Radial-G: Racing Revolved came out on Steam last year, and is now available on Playstation 4 with Playstation VR support – the latter being the focus of our review, even though the game can be played without VR as well.
It’s surprising that we haven’t seen more racing games for the Playstation VR format. DriveClub and Dirt Rally were updated for VR, but I was surprised when the recent Wipeout collection didn’t have any VR support. The most recent VR racer for Playstation VR was Tiny Trax, though that’s a very different type of game that doesn’t support first person racing. Funnily enough, Radial-G: Racing Evolved is like the love child of Wipeout and Tiny Trax. You loop around a track that’s been laid out in all directions as you revolve around a tube – but the setting and point of view are much closer to the futuristic style of Wipeout.
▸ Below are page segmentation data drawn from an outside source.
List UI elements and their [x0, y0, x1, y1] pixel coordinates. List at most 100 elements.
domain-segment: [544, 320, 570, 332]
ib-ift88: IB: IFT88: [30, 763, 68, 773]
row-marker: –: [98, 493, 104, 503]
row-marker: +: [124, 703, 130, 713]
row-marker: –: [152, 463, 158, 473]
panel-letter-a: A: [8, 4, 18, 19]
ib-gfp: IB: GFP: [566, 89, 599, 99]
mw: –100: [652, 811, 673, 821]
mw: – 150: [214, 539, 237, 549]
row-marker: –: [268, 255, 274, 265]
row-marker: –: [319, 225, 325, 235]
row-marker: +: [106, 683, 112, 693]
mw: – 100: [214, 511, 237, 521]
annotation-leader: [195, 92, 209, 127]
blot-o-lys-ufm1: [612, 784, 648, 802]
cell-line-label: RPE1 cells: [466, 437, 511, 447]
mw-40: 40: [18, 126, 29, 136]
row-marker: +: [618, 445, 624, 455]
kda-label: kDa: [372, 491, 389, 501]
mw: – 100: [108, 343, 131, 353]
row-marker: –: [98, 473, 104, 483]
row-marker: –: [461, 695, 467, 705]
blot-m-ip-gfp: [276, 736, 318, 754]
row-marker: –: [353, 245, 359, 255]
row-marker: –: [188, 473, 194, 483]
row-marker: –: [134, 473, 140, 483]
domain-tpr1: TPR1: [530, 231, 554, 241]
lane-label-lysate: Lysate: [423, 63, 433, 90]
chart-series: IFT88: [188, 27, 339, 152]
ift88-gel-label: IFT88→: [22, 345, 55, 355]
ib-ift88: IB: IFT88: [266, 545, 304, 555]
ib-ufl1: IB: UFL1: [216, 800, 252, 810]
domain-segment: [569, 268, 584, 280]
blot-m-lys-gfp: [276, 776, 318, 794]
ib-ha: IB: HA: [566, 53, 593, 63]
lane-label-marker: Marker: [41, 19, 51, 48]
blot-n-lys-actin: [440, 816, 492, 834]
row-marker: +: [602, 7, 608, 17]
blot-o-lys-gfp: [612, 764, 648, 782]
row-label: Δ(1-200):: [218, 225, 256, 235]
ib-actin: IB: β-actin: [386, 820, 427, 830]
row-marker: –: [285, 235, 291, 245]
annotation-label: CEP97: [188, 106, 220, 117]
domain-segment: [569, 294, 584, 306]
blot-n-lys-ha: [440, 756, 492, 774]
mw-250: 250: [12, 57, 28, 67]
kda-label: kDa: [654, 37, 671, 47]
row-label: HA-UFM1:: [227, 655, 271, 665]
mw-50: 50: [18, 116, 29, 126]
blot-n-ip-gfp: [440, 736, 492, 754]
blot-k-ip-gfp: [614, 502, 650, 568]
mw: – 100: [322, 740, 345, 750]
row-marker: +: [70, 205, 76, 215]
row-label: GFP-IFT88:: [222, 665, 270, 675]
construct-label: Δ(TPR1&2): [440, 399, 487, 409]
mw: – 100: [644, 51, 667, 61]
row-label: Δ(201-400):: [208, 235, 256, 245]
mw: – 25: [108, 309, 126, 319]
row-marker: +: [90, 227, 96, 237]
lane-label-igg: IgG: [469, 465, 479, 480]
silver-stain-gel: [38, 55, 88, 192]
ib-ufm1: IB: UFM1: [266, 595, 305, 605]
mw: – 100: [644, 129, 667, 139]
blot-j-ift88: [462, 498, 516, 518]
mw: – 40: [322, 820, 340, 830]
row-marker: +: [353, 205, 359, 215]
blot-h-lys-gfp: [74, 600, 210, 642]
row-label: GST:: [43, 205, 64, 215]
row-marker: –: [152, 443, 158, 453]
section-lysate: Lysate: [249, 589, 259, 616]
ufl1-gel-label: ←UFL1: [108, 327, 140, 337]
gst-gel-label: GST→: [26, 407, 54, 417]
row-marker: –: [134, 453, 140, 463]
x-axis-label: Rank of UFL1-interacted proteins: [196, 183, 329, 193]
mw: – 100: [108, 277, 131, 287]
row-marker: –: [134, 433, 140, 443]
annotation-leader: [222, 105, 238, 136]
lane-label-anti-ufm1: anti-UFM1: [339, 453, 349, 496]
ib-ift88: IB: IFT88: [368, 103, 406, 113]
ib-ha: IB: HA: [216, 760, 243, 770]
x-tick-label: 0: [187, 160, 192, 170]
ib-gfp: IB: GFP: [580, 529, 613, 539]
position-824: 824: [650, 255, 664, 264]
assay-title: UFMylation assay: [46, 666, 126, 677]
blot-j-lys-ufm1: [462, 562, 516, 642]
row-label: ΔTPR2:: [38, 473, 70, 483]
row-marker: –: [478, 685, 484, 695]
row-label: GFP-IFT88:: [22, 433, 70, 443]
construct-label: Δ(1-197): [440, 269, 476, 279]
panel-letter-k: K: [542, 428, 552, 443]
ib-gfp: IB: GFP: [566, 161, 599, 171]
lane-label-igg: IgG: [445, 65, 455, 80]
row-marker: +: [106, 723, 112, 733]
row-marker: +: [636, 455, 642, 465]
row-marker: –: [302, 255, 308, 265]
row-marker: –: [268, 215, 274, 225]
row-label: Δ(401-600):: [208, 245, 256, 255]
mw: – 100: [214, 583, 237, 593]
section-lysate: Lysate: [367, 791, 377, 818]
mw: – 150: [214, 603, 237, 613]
Radial-G works best when you stick to racing around its tubular tracks, which you can spin around completely as you avoid obstacles and line yourself up for jumps. These jumps require memorization, since mistiming them might see you lose contact with the track – forcing a respawn. Once you get comfortable with the game, there’s a nice sense of speed and the VR functionality really comes into play then. Being comfortable with where you’re going means you can take advantage of the option to look around and scout ahead for obstacles and paths you want to take. It also allows you to admire the intricacies of the full track layout, which only really works in VR.
There is also a battle mode in Radial-G, but it’s the kind of vehicular combat that doesn’t feel completely right in VR – it stops the action whenever you get blasted, and it breaks the immersion for a second. Mistiming jumps does the same, but that’s much less of a factor when you become more comfortable with the game.
Though the racing itself is fun in VR, Radial-G is a package that’s relatively low on content. With just nine tracks, and all of them of the tubular variety, it doesn’t take long to see everything the game has to offer. There are different game modes available (including vehicle combat, as mentioned), but the package pales in comparison to something like Trackmania – which also got a VR upgrade for a small portion of the game last year.
The presentation of the game outside of the racing portions feels very bare-bones, which includes the menus. Many of the in-game assets also look similar to one another when you compare tracks, but the graphics are very detailed and I really enjoyed the futuristic style – it’s the closest I’ve gotten to playing Wipeout in VR so far.
As a sci-fi racer, Radial-G: Racing Revolved breaks into new territory for Playstation VR owners. It’s far from perfect and could do with more track and game mode diversity and some additional polish for its audiovisual presentation, especially outside of its pure racing events. On the other hand, it also delivers the thus-far unique thrill of futuristic racing in VR. That alone should be a reason for Playstation VR owners to take notice, since the tubular nature of the game lends itself very well to the medium.